In fact, most of my interviewees chose to remain anonymous. A few were
adamant about it. The only person who allowed me to use her name was a teacher
who had lost her child to suicide and believed in the media's power not only to
educate but also to stamp out stigma. Why is it that as a society we have grown to the extent that dying of AIDS is
no longer equated with moral decadence and sexual perversion, but we still draw
the veil over suicide? More and more I've noticed obituaries announcing the
cause of death as AIDs. I have never seen an obituary stating the cause of death
as suicide. Thirty years ago, a college friend of my sister's committed suicide. No one
suspected anything. No mention of her death was made at baccalaureate exercises
or graduation ceremonies. Today, there would be counselors available at school
campuses to assist students in coping with this tragedy. So do not fault today's school counselors and educators. The large number of
suicide-related books listed in Books in Print and located on school and public
library shelves contradicts the popular belief that education is the ultimate
prophylactic.
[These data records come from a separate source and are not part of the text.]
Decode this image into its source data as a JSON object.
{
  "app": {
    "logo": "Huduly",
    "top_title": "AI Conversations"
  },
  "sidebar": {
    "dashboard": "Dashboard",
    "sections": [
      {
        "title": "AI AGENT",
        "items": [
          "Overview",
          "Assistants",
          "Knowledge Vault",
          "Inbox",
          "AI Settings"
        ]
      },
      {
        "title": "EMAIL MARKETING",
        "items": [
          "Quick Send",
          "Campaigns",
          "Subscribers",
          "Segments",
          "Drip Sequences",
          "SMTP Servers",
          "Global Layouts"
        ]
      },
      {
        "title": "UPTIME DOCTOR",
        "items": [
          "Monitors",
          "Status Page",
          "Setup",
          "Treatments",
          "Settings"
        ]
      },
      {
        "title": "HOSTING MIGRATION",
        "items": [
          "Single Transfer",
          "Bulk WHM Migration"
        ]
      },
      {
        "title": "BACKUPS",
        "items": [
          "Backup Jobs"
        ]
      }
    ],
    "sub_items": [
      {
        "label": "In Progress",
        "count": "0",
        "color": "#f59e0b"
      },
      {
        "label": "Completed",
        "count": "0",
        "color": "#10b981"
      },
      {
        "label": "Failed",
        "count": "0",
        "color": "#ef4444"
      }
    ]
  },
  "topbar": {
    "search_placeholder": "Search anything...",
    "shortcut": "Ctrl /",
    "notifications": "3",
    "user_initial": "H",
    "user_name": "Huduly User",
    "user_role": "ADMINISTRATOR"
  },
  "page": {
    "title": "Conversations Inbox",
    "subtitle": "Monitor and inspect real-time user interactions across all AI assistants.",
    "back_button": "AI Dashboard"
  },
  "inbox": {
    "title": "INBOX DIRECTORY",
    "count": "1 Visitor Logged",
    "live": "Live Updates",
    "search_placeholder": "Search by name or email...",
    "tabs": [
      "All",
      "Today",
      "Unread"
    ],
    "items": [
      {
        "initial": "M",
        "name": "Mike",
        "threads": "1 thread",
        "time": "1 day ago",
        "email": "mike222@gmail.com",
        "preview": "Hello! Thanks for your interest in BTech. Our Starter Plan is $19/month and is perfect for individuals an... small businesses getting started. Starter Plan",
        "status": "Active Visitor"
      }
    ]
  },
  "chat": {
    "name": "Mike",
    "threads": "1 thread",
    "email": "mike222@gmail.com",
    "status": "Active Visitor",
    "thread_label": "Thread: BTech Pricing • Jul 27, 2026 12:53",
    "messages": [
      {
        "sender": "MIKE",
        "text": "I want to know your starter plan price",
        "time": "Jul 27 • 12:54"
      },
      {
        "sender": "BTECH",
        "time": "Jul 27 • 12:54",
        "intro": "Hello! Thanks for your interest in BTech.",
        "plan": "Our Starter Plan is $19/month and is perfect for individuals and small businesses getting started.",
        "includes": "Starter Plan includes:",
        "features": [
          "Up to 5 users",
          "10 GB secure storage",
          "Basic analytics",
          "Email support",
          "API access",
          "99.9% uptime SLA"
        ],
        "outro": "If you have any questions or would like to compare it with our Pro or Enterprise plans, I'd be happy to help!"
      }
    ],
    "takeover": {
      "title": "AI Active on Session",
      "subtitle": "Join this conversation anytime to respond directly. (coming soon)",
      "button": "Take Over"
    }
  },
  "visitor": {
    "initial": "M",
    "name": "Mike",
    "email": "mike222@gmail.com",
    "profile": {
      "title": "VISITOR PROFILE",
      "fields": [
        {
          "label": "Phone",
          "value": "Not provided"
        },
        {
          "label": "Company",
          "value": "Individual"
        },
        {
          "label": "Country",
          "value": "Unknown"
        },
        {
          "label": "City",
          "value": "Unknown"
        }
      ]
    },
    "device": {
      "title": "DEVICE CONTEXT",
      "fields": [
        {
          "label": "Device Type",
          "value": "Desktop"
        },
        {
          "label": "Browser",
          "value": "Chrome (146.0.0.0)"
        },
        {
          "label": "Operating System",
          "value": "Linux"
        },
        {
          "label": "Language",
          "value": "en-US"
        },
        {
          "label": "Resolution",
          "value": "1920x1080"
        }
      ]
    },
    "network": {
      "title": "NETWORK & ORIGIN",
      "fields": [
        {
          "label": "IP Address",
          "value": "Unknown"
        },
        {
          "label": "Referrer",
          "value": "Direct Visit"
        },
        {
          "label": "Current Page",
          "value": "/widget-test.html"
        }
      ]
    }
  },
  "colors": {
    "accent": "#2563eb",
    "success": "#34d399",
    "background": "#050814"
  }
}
It is not. The statistics say otherwise. Suicide is the third leading killer of young
people between the ages of 15 and 24, according to the CDC in Atlanta, and a
growing trend among African Americans, whose suicide rate has tripled in the
past 15 years. Furthermore, 15 percent of all teens diagnosed with depression eventually
commit suicide. A recent survey delivers even worse news: As many as one out of
four high school students may seriously consider suicide. If there's any good news, it's that a 100 percent fail-safe method for
predicting teens likely to commit suicide may be just around the corner. But
until this simple blood test is perfected, parents, relatives, friends and
strangers need to do more than spout statistics and hide their shame behind
checklists, hotline numbers and medications. Although these measures are necessary to inform and treat, they don't stamp
out the stigma. This is something we all must deal with by "coming out of the
closet" and together exposing the pain of our own limitations, imperfections and
self doubts. Parents need to discuss suicide--not just on TV talk shows and in online
support groups--but at family gatherings, religious functions and parent-teen
workshops. We need to keep repeating the word "suicide" until the repetition
rousts the shame and we're left with only the practical details of prevention
and providing support for survivors. Otherwise there will continue to be too many Arlyn Chastains, whose mother
recently wrote how her beautiful, brilliant 17 year-old, slated to enter Tulane
University, put a gun to her head and ended what could have been a long,
rewarding life. When my friend and his wife euologized their child at the memorial service,
they spoke eloquently of her gifts and rare moments of happiness. The clergy man
who attempted to give a few words of solace seemed ill at ease as were, I'm
sure, many of the mourners, many of them parents. Near the end of the service, the mother told how when her children were
preschoolers, she and her two youngsters were caught outside one day in a
windstorm. So like any good mother, she grabbed hold of her children's hands and
held on tight. The older child, frightened of the wind's force, admonished her
mother to hang on to the younger one because she might "blow away." "I couldn't hold on to you," the mother said before the crowd of mourners,
sobbing. What parent, alone, can hold on when their child is under the eye of the
hurricane called mental illness? But stigma can collapse under the weight of
shared compassion. And one parent can join with other supportive parents as well
as mental-health professionals, educators and clergy. When society puts aside judgments, the chances of rescue improve
dramatically. As Benjamin Franklin said more than two centuries ago, we must all
hang together or we will all hang separately. Dedicated to the memory of Dr. Janet Shaner, Superintendent of the Weston, CT
School District. She was someonešs daughter too.